And it doesn’t matter.
They’re a smart, dedicated, talented group of people. They’re all good at their jobs, and they have some great ideas.
When I mention this team to others in my age cohort, I frequently get comments about how hard they must be to manage, or their work ethic, or other millennial tropes. I’ve corrected a few people who have called them “kids.” They’re functioning adults, just like the rest of us. Yes, they lack some experience, but that only comes with time, and they have plenty of that.
I defend my team pretty hard. But why? They’re not my generation. In some cases, I’m actually old enough to be a parent to them – and not “well, if I fathered a child in my teens, technically.”
Generation X, my generation, was much maligned. We were called lazy slackers. Video games supposedly had rotted our minds and ruined our attention spans. We graduated from college into a crappy economy, and many of us were thought to still be mooching off of our parents. Sound familiar? Millennials are getting the same bad, undeserved rap.
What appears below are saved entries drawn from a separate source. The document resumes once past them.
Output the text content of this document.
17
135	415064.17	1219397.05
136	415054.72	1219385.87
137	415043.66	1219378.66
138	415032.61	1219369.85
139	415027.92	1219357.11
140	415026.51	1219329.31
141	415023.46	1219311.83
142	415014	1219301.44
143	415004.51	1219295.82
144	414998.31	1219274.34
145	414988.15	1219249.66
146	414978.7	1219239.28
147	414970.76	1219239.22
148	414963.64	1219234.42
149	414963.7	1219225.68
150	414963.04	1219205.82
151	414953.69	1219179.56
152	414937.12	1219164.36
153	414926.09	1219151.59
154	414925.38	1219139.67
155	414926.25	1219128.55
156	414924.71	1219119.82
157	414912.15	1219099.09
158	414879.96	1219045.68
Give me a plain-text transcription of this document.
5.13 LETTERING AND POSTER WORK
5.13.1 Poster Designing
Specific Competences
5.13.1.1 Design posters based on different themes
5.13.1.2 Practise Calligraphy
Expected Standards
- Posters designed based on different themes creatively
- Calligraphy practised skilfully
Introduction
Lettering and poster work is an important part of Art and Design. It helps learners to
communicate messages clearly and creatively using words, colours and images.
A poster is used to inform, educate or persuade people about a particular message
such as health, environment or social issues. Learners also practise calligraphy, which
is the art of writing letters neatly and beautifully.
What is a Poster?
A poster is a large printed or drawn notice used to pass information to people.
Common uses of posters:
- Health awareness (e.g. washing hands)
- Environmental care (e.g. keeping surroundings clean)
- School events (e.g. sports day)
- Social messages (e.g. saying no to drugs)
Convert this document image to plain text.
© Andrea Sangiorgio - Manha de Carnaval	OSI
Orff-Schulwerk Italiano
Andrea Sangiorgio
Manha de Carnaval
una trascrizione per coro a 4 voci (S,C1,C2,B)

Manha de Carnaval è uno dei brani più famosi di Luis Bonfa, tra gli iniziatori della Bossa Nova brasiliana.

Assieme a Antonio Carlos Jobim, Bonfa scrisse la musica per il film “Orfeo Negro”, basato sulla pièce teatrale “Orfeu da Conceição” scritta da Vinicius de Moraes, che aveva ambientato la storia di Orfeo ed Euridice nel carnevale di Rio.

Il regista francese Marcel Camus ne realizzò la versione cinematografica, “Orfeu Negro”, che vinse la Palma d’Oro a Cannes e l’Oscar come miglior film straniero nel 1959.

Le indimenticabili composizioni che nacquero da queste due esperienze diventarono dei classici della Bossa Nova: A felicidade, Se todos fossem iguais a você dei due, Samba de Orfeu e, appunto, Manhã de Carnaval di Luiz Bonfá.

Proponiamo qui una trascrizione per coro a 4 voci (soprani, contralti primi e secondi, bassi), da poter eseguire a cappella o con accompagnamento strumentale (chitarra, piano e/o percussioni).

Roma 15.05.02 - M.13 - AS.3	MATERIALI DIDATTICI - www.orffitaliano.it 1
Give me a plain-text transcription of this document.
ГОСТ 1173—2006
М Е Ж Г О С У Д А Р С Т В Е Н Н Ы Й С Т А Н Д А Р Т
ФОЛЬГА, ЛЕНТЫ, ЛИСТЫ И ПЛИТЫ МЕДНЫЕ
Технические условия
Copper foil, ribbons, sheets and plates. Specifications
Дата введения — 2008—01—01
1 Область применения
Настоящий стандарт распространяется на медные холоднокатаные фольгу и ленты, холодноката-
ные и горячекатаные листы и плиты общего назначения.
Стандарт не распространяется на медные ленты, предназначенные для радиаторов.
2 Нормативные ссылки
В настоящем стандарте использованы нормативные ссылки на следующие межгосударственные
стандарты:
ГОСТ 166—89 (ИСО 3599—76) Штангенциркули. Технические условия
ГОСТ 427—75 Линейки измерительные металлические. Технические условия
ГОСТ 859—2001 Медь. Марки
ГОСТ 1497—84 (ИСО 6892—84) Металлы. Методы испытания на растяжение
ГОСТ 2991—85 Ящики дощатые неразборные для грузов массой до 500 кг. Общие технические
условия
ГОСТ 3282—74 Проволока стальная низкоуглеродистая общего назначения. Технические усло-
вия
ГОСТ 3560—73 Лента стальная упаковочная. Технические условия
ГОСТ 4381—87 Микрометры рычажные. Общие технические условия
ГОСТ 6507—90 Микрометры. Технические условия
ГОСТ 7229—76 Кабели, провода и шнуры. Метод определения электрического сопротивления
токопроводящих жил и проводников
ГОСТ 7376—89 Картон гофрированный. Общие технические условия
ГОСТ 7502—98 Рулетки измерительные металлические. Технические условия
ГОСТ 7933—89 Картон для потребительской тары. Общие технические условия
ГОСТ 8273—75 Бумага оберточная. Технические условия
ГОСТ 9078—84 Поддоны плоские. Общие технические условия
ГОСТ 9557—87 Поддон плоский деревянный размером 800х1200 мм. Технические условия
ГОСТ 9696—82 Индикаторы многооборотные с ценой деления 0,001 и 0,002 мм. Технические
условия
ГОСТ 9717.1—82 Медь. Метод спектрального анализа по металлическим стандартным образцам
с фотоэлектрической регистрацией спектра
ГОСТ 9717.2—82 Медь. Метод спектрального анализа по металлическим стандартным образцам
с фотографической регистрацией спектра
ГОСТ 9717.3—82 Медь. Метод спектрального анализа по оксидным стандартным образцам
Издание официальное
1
But there’s another side to that as well. Throughout my job search, I frequently felt I was being judged as “too old” for a position for which I was well qualified, usually by a younger hiring manager. I found ageism in corners where I didn’t expect it, which I thought strange for a guy still in his 40s. And you know what? It sucks to be judged on anything other than your abilities.
So back to my young team. I’ve told them this, and I think it’s a pretty good rule by which to live:
“I won’t judge you for your age as long as you don’t judge me for mine.”